I was talking to Paul from TwnSqr the other day about this concept of valuing buyers and how much that is a critical part of a successful business growth. I think you’re backing that up.
Eli Fisher
When we talk about companies that are helping to move the ball forward, with respect to technology, you know, selfishly, I placed us in that category. But I really respect Paul and the guys at TwnSqr, because one of the things that they’ve done is they’ve built a platform that is very focused on data integrity and security. They do not share people’s data. That’s really, really important. It becomes even more important moving forward. But because I would say this industry hasn’t historically focused on data and tech, I’d say it’s lagging behind what we see from a lot of stuff coming out of the valley. If I was to say a group that is doing it right, I would definitely point to them.
I think you can relate as well, because you built a tech company here, you deal with a large amounts of data. Maybe you could share with the audience some of your thoughts on that, because that is something that gets overlooked. We look at it because there’s a right way to do it, regarding data and privacy laws. But It’s one of those things that oftentimes goes overlooked.
Paul from TwnSqr has been on this podcast, and I definitely recommend people listen to it. A lot of our thinking as a platform is around data integrity, security, and compliance, and making sure that we are always promoting best practice, which historically in our industry is not always at the of everybody’s list. Best practice ensures that when you do reach someone, they’re not sick of talking to people because a bunch of cowboys have been blasting them at three in the morning.
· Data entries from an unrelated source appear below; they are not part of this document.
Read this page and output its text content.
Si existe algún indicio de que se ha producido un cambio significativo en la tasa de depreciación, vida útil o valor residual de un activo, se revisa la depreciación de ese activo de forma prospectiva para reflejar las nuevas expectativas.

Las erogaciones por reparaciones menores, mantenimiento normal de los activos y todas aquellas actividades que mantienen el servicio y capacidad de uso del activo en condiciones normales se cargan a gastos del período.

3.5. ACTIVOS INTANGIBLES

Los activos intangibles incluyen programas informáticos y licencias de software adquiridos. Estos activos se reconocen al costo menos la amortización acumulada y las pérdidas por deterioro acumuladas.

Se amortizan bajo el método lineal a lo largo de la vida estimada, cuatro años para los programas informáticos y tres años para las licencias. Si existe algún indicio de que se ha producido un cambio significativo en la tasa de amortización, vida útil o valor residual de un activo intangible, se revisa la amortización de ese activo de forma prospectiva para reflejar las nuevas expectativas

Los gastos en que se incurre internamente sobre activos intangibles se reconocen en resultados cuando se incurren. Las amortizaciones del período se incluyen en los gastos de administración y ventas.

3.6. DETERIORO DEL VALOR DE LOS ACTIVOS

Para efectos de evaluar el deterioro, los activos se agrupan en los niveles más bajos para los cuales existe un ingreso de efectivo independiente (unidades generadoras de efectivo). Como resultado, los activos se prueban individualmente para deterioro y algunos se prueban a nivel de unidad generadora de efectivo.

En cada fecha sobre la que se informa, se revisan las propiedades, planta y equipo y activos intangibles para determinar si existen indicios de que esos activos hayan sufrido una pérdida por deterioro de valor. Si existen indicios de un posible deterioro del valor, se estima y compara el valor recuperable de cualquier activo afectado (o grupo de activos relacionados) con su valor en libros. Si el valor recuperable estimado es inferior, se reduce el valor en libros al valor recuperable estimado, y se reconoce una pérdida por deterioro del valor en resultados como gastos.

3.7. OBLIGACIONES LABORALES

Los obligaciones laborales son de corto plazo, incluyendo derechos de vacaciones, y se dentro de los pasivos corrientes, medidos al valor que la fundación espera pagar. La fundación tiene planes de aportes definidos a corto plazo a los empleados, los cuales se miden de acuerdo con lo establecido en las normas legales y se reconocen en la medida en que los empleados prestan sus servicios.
The shining light is that it’s really a forcing function. It forces people to up their game and then the people that are unable to do that get weeded out. All markets become proficient over time, and this is just one of those steps. Now this market is becoming more efficient, in this case with technology.
Fast Five Questions
- What feature of your system do you think has the biggest impact on on your customer’s business?
Right now, in this marketplace, buyers. We allow them to see who’s going to pay the most.
- What is the biggest mistake people make within your technology area? IE data and data processing?
You don’t take the time to actually look at the results.
- What is your best advice to someone new to the real estate investing business on how to get involved in data and data analysis?
From the very beginning, start to look at your conversion, and understand why marketing isn’t working, or why in acquisition you’re losing that deal. We can help people with that.
- Is there one thing across all the Audantic products you wish everyone knew about Audantic?
I would say our predictive data. There’s a better way to target people. And it would help people not waste the amount of money that are buying lists from all these other aggregators and just doing the same thing as everyone else.
- If someone was just starting out, what are three bits of technology you would recommend that they bring on first?
You’re gonna need a calling platform, a dialing/texting platform, number one. Invest in a decent CRM, and then find a tool, whether it’s ours or whatever, that helps you identify buyers.